There is a horrifically violent scene in Book III of V.F.’s Argonautica. A senseless battle is fought at night, a mass slaughter, which turns out to have been friendly fire on a massive scale. King Cizycus had given hospitality to Jason and the Argonauts, and they parted with warmth, exchanging valuable gifts. But at night Cyzicus mistook them for enemies. Only the intervention of Juppiter prevented the extinction of the Doliones (Cyzicus’s people).

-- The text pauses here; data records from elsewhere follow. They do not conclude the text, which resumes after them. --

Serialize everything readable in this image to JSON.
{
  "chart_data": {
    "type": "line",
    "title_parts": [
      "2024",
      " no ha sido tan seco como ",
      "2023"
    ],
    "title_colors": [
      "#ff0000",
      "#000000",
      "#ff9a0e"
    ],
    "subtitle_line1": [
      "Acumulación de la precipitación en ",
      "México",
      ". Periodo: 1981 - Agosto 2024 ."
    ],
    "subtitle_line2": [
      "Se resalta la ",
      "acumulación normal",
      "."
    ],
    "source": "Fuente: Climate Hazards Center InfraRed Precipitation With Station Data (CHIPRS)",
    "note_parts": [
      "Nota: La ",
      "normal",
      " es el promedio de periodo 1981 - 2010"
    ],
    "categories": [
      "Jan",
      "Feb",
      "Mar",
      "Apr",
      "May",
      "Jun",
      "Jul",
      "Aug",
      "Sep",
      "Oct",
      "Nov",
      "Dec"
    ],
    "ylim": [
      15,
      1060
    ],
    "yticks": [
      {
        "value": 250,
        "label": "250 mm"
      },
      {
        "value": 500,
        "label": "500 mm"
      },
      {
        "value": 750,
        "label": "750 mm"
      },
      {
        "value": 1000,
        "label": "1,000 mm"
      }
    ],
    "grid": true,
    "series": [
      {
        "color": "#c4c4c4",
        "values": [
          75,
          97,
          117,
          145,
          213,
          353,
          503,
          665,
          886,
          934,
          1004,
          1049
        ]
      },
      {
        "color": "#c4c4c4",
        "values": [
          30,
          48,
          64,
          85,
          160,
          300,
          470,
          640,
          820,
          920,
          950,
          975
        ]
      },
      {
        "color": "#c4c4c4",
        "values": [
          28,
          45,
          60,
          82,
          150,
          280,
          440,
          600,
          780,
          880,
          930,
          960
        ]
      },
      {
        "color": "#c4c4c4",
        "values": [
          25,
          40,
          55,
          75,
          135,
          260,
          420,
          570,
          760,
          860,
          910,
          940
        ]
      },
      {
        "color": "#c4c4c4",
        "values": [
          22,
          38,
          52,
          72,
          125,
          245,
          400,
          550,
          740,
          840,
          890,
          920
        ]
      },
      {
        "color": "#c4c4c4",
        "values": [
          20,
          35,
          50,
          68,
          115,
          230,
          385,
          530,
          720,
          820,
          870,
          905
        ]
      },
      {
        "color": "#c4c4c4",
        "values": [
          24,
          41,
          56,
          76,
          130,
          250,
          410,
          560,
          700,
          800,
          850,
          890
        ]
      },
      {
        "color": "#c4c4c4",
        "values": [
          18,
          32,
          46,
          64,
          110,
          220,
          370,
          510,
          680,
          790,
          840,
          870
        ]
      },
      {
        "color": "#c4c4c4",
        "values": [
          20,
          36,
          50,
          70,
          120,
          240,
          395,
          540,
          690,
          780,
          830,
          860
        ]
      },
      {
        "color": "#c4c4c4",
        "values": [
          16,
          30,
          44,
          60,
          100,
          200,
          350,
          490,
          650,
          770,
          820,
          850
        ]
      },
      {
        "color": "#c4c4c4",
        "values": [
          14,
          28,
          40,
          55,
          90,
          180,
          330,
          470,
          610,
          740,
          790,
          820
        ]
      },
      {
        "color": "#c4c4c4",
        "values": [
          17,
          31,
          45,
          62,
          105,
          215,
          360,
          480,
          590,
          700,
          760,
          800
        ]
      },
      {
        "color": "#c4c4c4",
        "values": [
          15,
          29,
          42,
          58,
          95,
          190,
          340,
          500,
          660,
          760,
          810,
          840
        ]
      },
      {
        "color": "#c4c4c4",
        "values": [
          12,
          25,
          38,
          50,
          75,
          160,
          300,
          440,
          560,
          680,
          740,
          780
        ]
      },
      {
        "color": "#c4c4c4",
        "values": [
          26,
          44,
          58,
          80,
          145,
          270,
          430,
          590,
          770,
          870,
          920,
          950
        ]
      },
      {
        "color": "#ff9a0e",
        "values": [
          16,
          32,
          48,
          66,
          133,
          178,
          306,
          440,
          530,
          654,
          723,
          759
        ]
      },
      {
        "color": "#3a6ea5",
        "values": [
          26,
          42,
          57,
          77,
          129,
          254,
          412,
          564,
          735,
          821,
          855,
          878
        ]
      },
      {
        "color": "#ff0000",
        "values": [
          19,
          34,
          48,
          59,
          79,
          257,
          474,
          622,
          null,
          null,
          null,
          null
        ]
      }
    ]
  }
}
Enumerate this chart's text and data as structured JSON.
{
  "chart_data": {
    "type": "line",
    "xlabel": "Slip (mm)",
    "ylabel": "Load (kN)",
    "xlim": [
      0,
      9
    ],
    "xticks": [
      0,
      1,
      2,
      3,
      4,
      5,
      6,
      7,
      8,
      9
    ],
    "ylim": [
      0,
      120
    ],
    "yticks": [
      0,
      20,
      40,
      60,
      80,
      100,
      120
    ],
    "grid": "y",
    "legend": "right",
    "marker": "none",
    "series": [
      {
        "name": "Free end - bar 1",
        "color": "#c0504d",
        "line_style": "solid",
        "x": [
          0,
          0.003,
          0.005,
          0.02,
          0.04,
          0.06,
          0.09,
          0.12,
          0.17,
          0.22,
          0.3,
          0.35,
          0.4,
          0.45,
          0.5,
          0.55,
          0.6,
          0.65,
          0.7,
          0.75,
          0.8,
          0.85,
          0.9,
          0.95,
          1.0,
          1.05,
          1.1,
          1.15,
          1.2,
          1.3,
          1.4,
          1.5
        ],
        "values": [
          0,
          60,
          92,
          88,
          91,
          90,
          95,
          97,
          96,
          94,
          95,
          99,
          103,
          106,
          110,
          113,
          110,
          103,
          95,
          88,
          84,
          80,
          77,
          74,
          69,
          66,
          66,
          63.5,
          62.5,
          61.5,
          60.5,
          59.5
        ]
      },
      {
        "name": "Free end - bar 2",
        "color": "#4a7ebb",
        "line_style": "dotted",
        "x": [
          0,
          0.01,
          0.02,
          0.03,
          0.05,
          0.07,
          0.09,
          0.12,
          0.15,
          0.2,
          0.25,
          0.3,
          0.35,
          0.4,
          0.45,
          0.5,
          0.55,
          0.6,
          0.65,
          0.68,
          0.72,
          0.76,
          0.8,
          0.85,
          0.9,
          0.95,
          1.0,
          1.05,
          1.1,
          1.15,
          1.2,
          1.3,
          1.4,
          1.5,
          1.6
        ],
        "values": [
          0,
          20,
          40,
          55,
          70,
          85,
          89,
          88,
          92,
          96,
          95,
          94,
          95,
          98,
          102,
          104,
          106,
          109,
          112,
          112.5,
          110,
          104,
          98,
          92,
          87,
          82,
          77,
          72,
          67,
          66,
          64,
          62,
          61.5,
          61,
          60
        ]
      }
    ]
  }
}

Their grief is ineffable on both sides. The priest, Mopsus (Ampycides), delivers philosophical speeches and performs rites that help them express their grief.
Below is a prose translation of a snippet from Book III, in which the priest prepares for the burial rites. I have omitted a few words that make the English too awkward. Leave it to the poets to solve those problems!
And now sleep had pressed the earth, and dreams were flying around the silent world. Vigilant Ampycides, looking out for the time of the secret rites, seeks the river in the Aesepian woods and runs beside it into the waves of the sea. He purifies his limbs with purple brine and living water, and fits himself for the rites for the deeds that inspired horror.. Then he encircles his forehead with woolen bands, and suppliant with an olive branch, marks out a place for the altars and sacred ritual.
It is time for a new translation of Valerius Flaccus, since not everyone is a Latinist.